Au cours de ces douze années de nombreux événements surviendront qui seront décisifs pour son avenir et sa réputation. Après avoir perfectionné sa connaissance des langues anciennes, il sera engagé en qualité de sous-maître dans le pensionnat du pasteur Jean Heyer, et, tout en surveillant ses élèves, il enverra à sa fiancée Kity Moulinié d’extraordinaires missives, rédigées dans des styles divers, destinées à engager celle-ci à l’aimer et à l’épouser. Le mariage conclu en novembre 1823, Rodolphe se brouille avec le pasteur Heyer, et, l’année suivante, ouvre son propre pensionnat sur la promenade Saint-Antoine.

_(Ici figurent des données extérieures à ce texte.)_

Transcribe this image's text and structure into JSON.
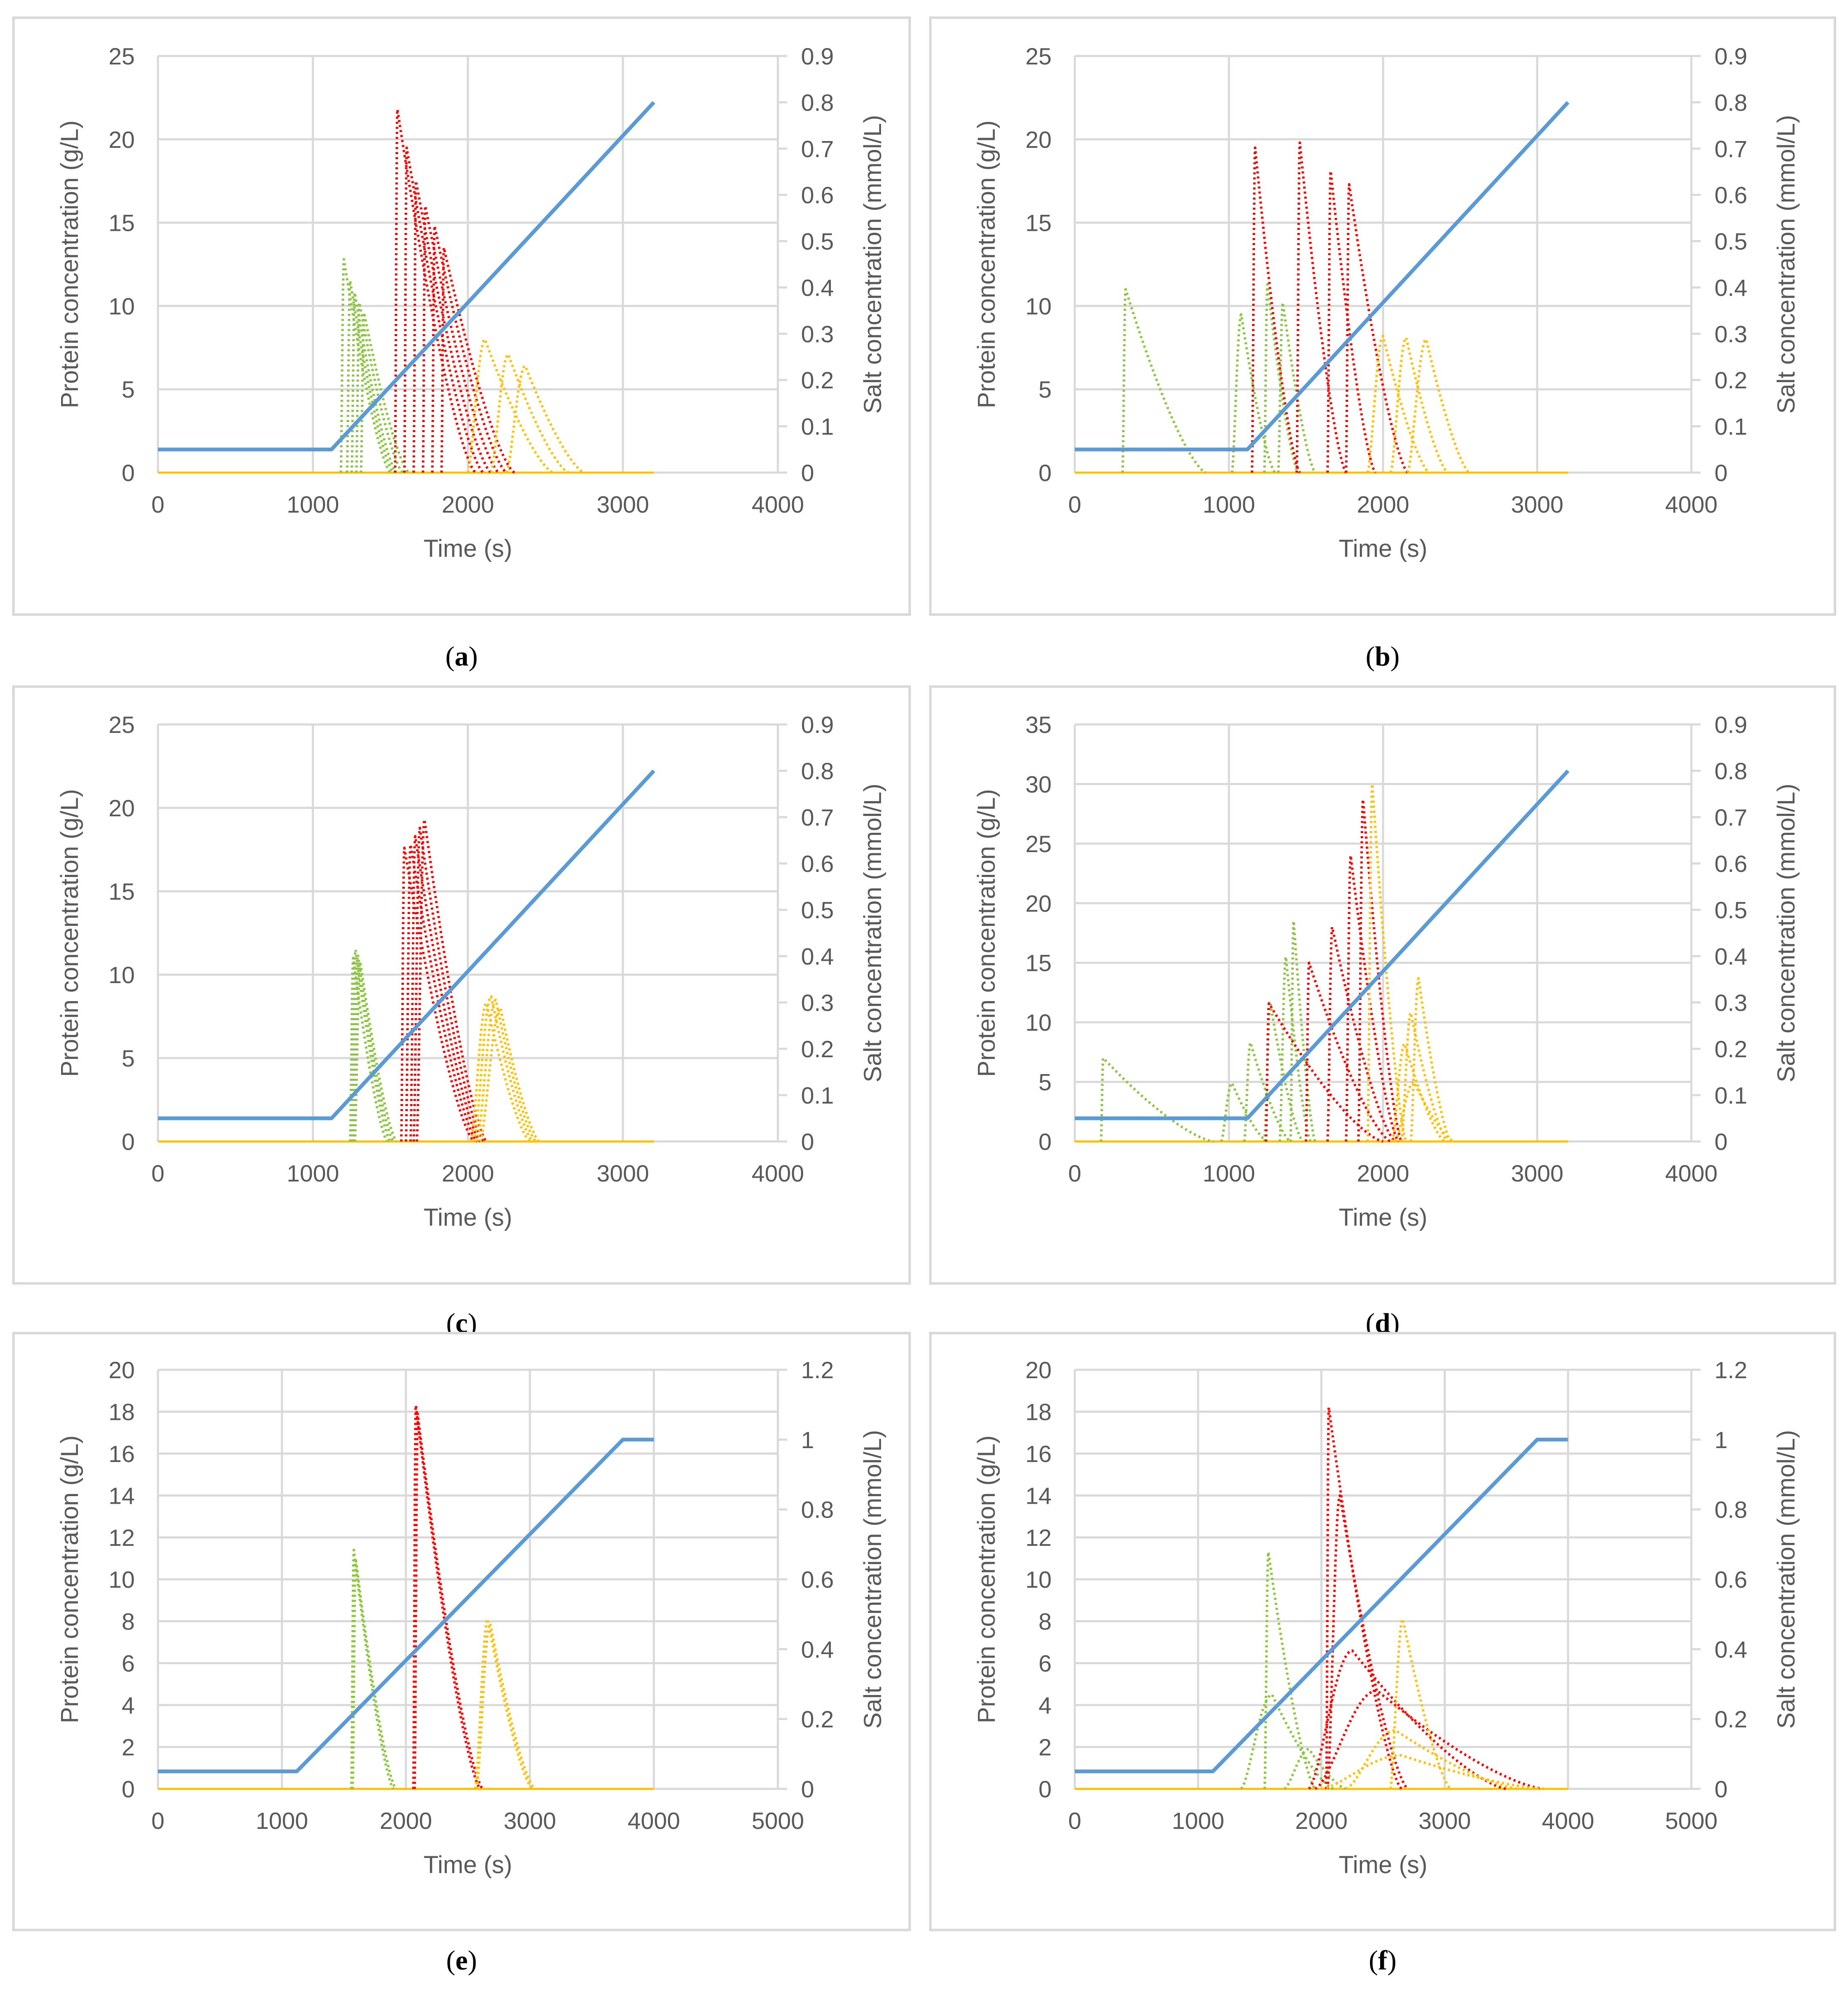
{
  "figure": {
    "panel_labels": [
      "a",
      "b",
      "c",
      "d",
      "e",
      "f"
    ],
    "colors": {
      "salt": "#5b9bd5",
      "green": "#8cc63f",
      "red": "#ff0000",
      "yellow": "#ffc000",
      "grid": "#d9d9d9",
      "frame": "#d9d9d9",
      "axis_text": "#595959"
    },
    "x_label": "Time (s)",
    "y_left_label": "Protein concentration (g/L)",
    "y_right_label": "Salt concentration (mmol/L)"
  },
  "chart_data": [
    {
      "id": "a",
      "type": "line",
      "title": "",
      "xlabel": "Time (s)",
      "ylabel": "Protein concentration (g/L)",
      "y2label": "Salt concentration (mmol/L)",
      "xlim": [
        0,
        4000
      ],
      "x_ticks": [
        0,
        1000,
        2000,
        3000,
        4000
      ],
      "ylim": [
        0,
        25
      ],
      "y_ticks": [
        0,
        5,
        10,
        15,
        20,
        25
      ],
      "y2lim": [
        0,
        0.9
      ],
      "y2_ticks": [
        0,
        0.1,
        0.2,
        0.3,
        0.4,
        0.5,
        0.6,
        0.7,
        0.8,
        0.9
      ],
      "salt": {
        "name": "Salt",
        "axis": "right",
        "x": [
          0,
          1120,
          3200
        ],
        "values": [
          0.05,
          0.05,
          0.8
        ]
      },
      "peaks": [
        {
          "group": "green",
          "start": 1180,
          "apex": 1200,
          "height": 12.8,
          "end": 1500
        },
        {
          "group": "green",
          "start": 1220,
          "apex": 1240,
          "height": 11.5,
          "end": 1520
        },
        {
          "group": "green",
          "start": 1250,
          "apex": 1270,
          "height": 10.8,
          "end": 1540
        },
        {
          "group": "green",
          "start": 1280,
          "apex": 1300,
          "height": 10.2,
          "end": 1580
        },
        {
          "group": "green",
          "start": 1310,
          "apex": 1330,
          "height": 9.6,
          "end": 1620
        },
        {
          "group": "red",
          "start": 1530,
          "apex": 1545,
          "height": 21.8,
          "end": 2050
        },
        {
          "group": "red",
          "start": 1590,
          "apex": 1605,
          "height": 19.5,
          "end": 2100
        },
        {
          "group": "red",
          "start": 1650,
          "apex": 1665,
          "height": 17.5,
          "end": 2150
        },
        {
          "group": "red",
          "start": 1710,
          "apex": 1725,
          "height": 16.0,
          "end": 2200
        },
        {
          "group": "red",
          "start": 1770,
          "apex": 1785,
          "height": 14.8,
          "end": 2250
        },
        {
          "group": "red",
          "start": 1830,
          "apex": 1845,
          "height": 13.5,
          "end": 2300
        },
        {
          "group": "yellow",
          "start": 2000,
          "apex": 2110,
          "height": 8.0,
          "end": 2550
        },
        {
          "group": "yellow",
          "start": 2150,
          "apex": 2260,
          "height": 7.1,
          "end": 2650
        },
        {
          "group": "yellow",
          "start": 2250,
          "apex": 2370,
          "height": 6.4,
          "end": 2750
        }
      ]
    },
    {
      "id": "b",
      "type": "line",
      "title": "",
      "xlabel": "Time (s)",
      "ylabel": "Protein concentration (g/L)",
      "y2label": "Salt concentration (mmol/L)",
      "xlim": [
        0,
        4000
      ],
      "x_ticks": [
        0,
        1000,
        2000,
        3000,
        4000
      ],
      "ylim": [
        0,
        25
      ],
      "y_ticks": [
        0,
        5,
        10,
        15,
        20,
        25
      ],
      "y2lim": [
        0,
        0.9
      ],
      "y2_ticks": [
        0,
        0.1,
        0.2,
        0.3,
        0.4,
        0.5,
        0.6,
        0.7,
        0.8,
        0.9
      ],
      "salt": {
        "name": "Salt",
        "axis": "right",
        "x": [
          0,
          1120,
          3200
        ],
        "values": [
          0.05,
          0.05,
          0.8
        ]
      },
      "peaks": [
        {
          "group": "green",
          "start": 310,
          "apex": 330,
          "height": 11.0,
          "end": 850
        },
        {
          "group": "green",
          "start": 1020,
          "apex": 1080,
          "height": 9.5,
          "end": 1300
        },
        {
          "group": "green",
          "start": 1230,
          "apex": 1250,
          "height": 11.3,
          "end": 1450
        },
        {
          "group": "green",
          "start": 1320,
          "apex": 1350,
          "height": 10.2,
          "end": 1560
        },
        {
          "group": "red",
          "start": 1150,
          "apex": 1170,
          "height": 19.5,
          "end": 1460
        },
        {
          "group": "red",
          "start": 1440,
          "apex": 1460,
          "height": 19.8,
          "end": 1760
        },
        {
          "group": "red",
          "start": 1640,
          "apex": 1660,
          "height": 18.1,
          "end": 1950
        },
        {
          "group": "red",
          "start": 1760,
          "apex": 1780,
          "height": 17.3,
          "end": 2160
        },
        {
          "group": "yellow",
          "start": 1900,
          "apex": 2000,
          "height": 8.2,
          "end": 2300
        },
        {
          "group": "yellow",
          "start": 2050,
          "apex": 2150,
          "height": 8.1,
          "end": 2420
        },
        {
          "group": "yellow",
          "start": 2160,
          "apex": 2280,
          "height": 8.0,
          "end": 2560
        }
      ]
    },
    {
      "id": "c",
      "type": "line",
      "title": "",
      "xlabel": "Time (s)",
      "ylabel": "Protein concentration (g/L)",
      "y2label": "Salt concentration (mmol/L)",
      "xlim": [
        0,
        4000
      ],
      "x_ticks": [
        0,
        1000,
        2000,
        3000,
        4000
      ],
      "ylim": [
        0,
        25
      ],
      "y_ticks": [
        0,
        5,
        10,
        15,
        20,
        25
      ],
      "y2lim": [
        0,
        0.9
      ],
      "y2_ticks": [
        0,
        0.1,
        0.2,
        0.3,
        0.4,
        0.5,
        0.6,
        0.7,
        0.8,
        0.9
      ],
      "salt": {
        "name": "Salt",
        "axis": "right",
        "x": [
          0,
          1120,
          3200
        ],
        "values": [
          0.05,
          0.05,
          0.8
        ]
      },
      "peaks": [
        {
          "group": "green",
          "start": 1240,
          "apex": 1260,
          "height": 11.0,
          "end": 1480
        },
        {
          "group": "green",
          "start": 1250,
          "apex": 1275,
          "height": 11.5,
          "end": 1500
        },
        {
          "group": "green",
          "start": 1260,
          "apex": 1290,
          "height": 11.2,
          "end": 1520
        },
        {
          "group": "green",
          "start": 1270,
          "apex": 1305,
          "height": 10.8,
          "end": 1540
        },
        {
          "group": "red",
          "start": 1570,
          "apex": 1590,
          "height": 17.6,
          "end": 2040
        },
        {
          "group": "red",
          "start": 1600,
          "apex": 1630,
          "height": 17.8,
          "end": 2060
        },
        {
          "group": "red",
          "start": 1630,
          "apex": 1660,
          "height": 18.3,
          "end": 2080
        },
        {
          "group": "red",
          "start": 1650,
          "apex": 1690,
          "height": 18.8,
          "end": 2100
        },
        {
          "group": "red",
          "start": 1670,
          "apex": 1720,
          "height": 19.3,
          "end": 2120
        },
        {
          "group": "yellow",
          "start": 2020,
          "apex": 2120,
          "height": 8.3,
          "end": 2400
        },
        {
          "group": "yellow",
          "start": 2040,
          "apex": 2150,
          "height": 8.7,
          "end": 2420
        },
        {
          "group": "yellow",
          "start": 2060,
          "apex": 2180,
          "height": 8.5,
          "end": 2440
        },
        {
          "group": "yellow",
          "start": 2080,
          "apex": 2210,
          "height": 8.0,
          "end": 2460
        }
      ]
    },
    {
      "id": "d",
      "type": "line",
      "title": "",
      "xlabel": "Time (s)",
      "ylabel": "Protein concentration (g/L)",
      "y2label": "Salt concentration (mmol/L)",
      "xlim": [
        0,
        4000
      ],
      "x_ticks": [
        0,
        1000,
        2000,
        3000,
        4000
      ],
      "ylim": [
        0,
        35
      ],
      "y_ticks": [
        0,
        5,
        10,
        15,
        20,
        25,
        30,
        35
      ],
      "y2lim": [
        0,
        0.9
      ],
      "y2_ticks": [
        0,
        0.1,
        0.2,
        0.3,
        0.4,
        0.5,
        0.6,
        0.7,
        0.8,
        0.9
      ],
      "salt": {
        "name": "Salt",
        "axis": "right",
        "x": [
          0,
          1120,
          3200
        ],
        "values": [
          0.05,
          0.05,
          0.8
        ]
      },
      "peaks": [
        {
          "group": "green",
          "start": 170,
          "apex": 185,
          "height": 7.0,
          "end": 900
        },
        {
          "group": "green",
          "start": 950,
          "apex": 1020,
          "height": 4.9,
          "end": 1250
        },
        {
          "group": "green",
          "start": 1100,
          "apex": 1140,
          "height": 8.3,
          "end": 1400
        },
        {
          "group": "green",
          "start": 1230,
          "apex": 1270,
          "height": 11.5,
          "end": 1480
        },
        {
          "group": "green",
          "start": 1330,
          "apex": 1370,
          "height": 15.5,
          "end": 1530
        },
        {
          "group": "green",
          "start": 1400,
          "apex": 1420,
          "height": 18.5,
          "end": 1560
        },
        {
          "group": "red",
          "start": 1240,
          "apex": 1260,
          "height": 11.6,
          "end": 2000
        },
        {
          "group": "red",
          "start": 1500,
          "apex": 1520,
          "height": 15.0,
          "end": 2050
        },
        {
          "group": "red",
          "start": 1640,
          "apex": 1670,
          "height": 18.0,
          "end": 2080
        },
        {
          "group": "red",
          "start": 1760,
          "apex": 1790,
          "height": 24.0,
          "end": 2100
        },
        {
          "group": "red",
          "start": 1840,
          "apex": 1870,
          "height": 28.7,
          "end": 2120
        },
        {
          "group": "yellow",
          "start": 1900,
          "apex": 1930,
          "height": 30.0,
          "end": 2150
        },
        {
          "group": "yellow",
          "start": 2060,
          "apex": 2140,
          "height": 8.2,
          "end": 2400
        },
        {
          "group": "yellow",
          "start": 2120,
          "apex": 2180,
          "height": 10.8,
          "end": 2420
        },
        {
          "group": "yellow",
          "start": 2180,
          "apex": 2230,
          "height": 13.7,
          "end": 2440
        },
        {
          "group": "yellow",
          "start": 2080,
          "apex": 2200,
          "height": 5.0,
          "end": 2460
        }
      ]
    },
    {
      "id": "e",
      "type": "line",
      "title": "",
      "xlabel": "Time (s)",
      "ylabel": "Protein concentration (g/L)",
      "y2label": "Salt concentration (mmol/L)",
      "xlim": [
        0,
        5000
      ],
      "x_ticks": [
        0,
        1000,
        2000,
        3000,
        4000,
        5000
      ],
      "ylim": [
        0,
        20
      ],
      "y_ticks": [
        0,
        2,
        4,
        6,
        8,
        10,
        12,
        14,
        16,
        18,
        20
      ],
      "y2lim": [
        0,
        1.2
      ],
      "y2_ticks": [
        0,
        0.2,
        0.4,
        0.6,
        0.8,
        1,
        1.2
      ],
      "salt": {
        "name": "Salt",
        "axis": "right",
        "x": [
          0,
          1120,
          3750,
          4000
        ],
        "values": [
          0.05,
          0.05,
          1.0,
          1.0
        ]
      },
      "peaks": [
        {
          "group": "green",
          "start": 1560,
          "apex": 1580,
          "height": 11.4,
          "end": 1900
        },
        {
          "group": "green",
          "start": 1570,
          "apex": 1595,
          "height": 11.0,
          "end": 1920
        },
        {
          "group": "red",
          "start": 2060,
          "apex": 2080,
          "height": 18.3,
          "end": 2600
        },
        {
          "group": "red",
          "start": 2070,
          "apex": 2095,
          "height": 17.9,
          "end": 2620
        },
        {
          "group": "yellow",
          "start": 2560,
          "apex": 2660,
          "height": 8.1,
          "end": 3020
        },
        {
          "group": "yellow",
          "start": 2570,
          "apex": 2680,
          "height": 7.9,
          "end": 3040
        }
      ]
    },
    {
      "id": "f",
      "type": "line",
      "title": "",
      "xlabel": "Time (s)",
      "ylabel": "Protein concentration (g/L)",
      "y2label": "Salt concentration (mmol/L)",
      "xlim": [
        0,
        5000
      ],
      "x_ticks": [
        0,
        1000,
        2000,
        3000,
        4000,
        5000
      ],
      "ylim": [
        0,
        20
      ],
      "y_ticks": [
        0,
        2,
        4,
        6,
        8,
        10,
        12,
        14,
        16,
        18,
        20
      ],
      "y2lim": [
        0,
        1.2
      ],
      "y2_ticks": [
        0,
        0.2,
        0.4,
        0.6,
        0.8,
        1,
        1.2
      ],
      "salt": {
        "name": "Salt",
        "axis": "right",
        "x": [
          0,
          1120,
          3750,
          4000
        ],
        "values": [
          0.05,
          0.05,
          1.0,
          1.0
        ]
      },
      "peaks": [
        {
          "group": "green",
          "start": 1540,
          "apex": 1570,
          "height": 11.3,
          "end": 1950
        },
        {
          "group": "green",
          "start": 1350,
          "apex": 1600,
          "height": 4.5,
          "end": 2100
        },
        {
          "group": "green",
          "start": 1700,
          "apex": 1900,
          "height": 1.9,
          "end": 2200
        },
        {
          "group": "red",
          "start": 2040,
          "apex": 2060,
          "height": 18.2,
          "end": 2650
        },
        {
          "group": "red",
          "start": 2050,
          "apex": 2150,
          "height": 14.0,
          "end": 2700
        },
        {
          "group": "red",
          "start": 1900,
          "apex": 2250,
          "height": 6.6,
          "end": 3500
        },
        {
          "group": "red",
          "start": 1950,
          "apex": 2450,
          "height": 4.7,
          "end": 3800
        },
        {
          "group": "yellow",
          "start": 2560,
          "apex": 2660,
          "height": 8.1,
          "end": 3050
        },
        {
          "group": "yellow",
          "start": 2200,
          "apex": 2600,
          "height": 2.8,
          "end": 3600
        },
        {
          "group": "yellow",
          "start": 2000,
          "apex": 2650,
          "height": 1.6,
          "end": 3800
        }
      ]
    }
  ]
}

Pour établir sa réputation d’instituteur sérieux, il édite avec un ami les Harangues politiques de Démosthène. Ce qui ne l’empêche pas de composer pour le cercle de ses élèves et de leurs parents les Albums en estampes (les histoires de MM. Jabot, Festus, Crépin, Cryptogame), les récits des Voyages annuels du pensionnat ainsi que des pièces de théâtre, de rédiger la critique des expositions de peinture ouvertes à Genève et d’écrire sa première nouvelle, la Bibliothèque de mon oncle.
Töpffer enverra Cryptogame et Festus à son ami Frédéric Soret de Weimar, qui les soumettra à Goethe quelques semaines avant sa mort. Et c’est l’appréciation admirative de Goethe qui encouragera Rodolphe à les publier enfin.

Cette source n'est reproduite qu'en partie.